Durante os dias de internação, uma grande rede de solidariedade se formou nas redes sociais, com amigos, familiares e colegas de esporte mobilizando campanhas de doação de sangue em seu benefício.
Cauã não era apenas um competidor; ele era um símbolo de persistência dentro da Soares Team, onde treinou por quase uma década.
O jovem atleta começou a praticar taekwondo aos 9 anos de idade, moldando seu caráter e disciplina no tatame.
Ele estava em um momento crucial de sua carreira, tendo acabado de migrar para as categorias principais do esporte.

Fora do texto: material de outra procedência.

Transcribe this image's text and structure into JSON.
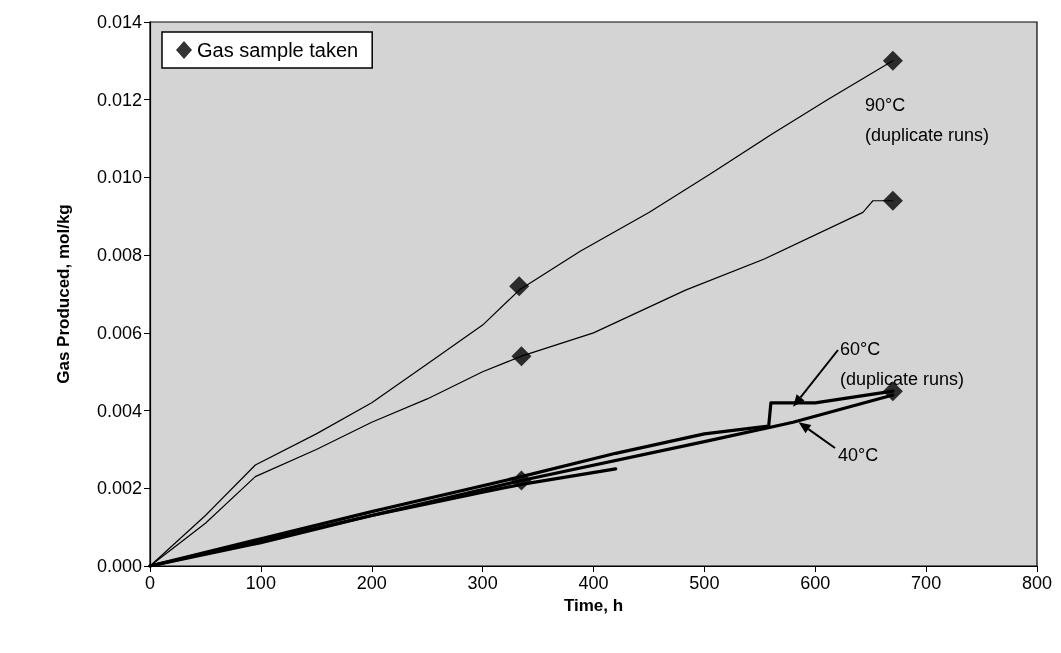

O falecimento ocorreu às vésperas da Seletiva Aberta Nacional, que começa nesta quinta-feira, 26/02. Cauã estava inscrito para representar o Rio de Janeiro na categoria adulto até 63 kg.
Tanto a escola onde se formou quanto a entidade máxima do esporte no país manifestaram profundo pesar:
A CBTKD (Confederação Brasileira de Taekwondo), destacou que Cauã era estimado por todos pela sua "paixão ao esporte, dedicação e respeito", qualidades que o tornavam querido dentro e fora das áreas de luta.
A Soares Team, em nota emocionante, a escola descreveu o aluno como um exemplo de disciplina e um competidor que honrou a estrutura onde foi formado por nove anos.
A notícia gerou repercussão entre treinadores, colegas de equipe e federações estaduais, que utilizaram espaços digitais para prestar homenagens ao legado deixado por Batista. O atleta era visto como parte da renovação do taekwondo fluminense para os próximos ciclos de competições nacionais. Com o início da Seletiva Nacional nesta semana, a expectativa é de que a organização do evento realize atos em memória do lutador durante as cerimônias de abertura e nas disputas da categoria na qual ele estava inscrito.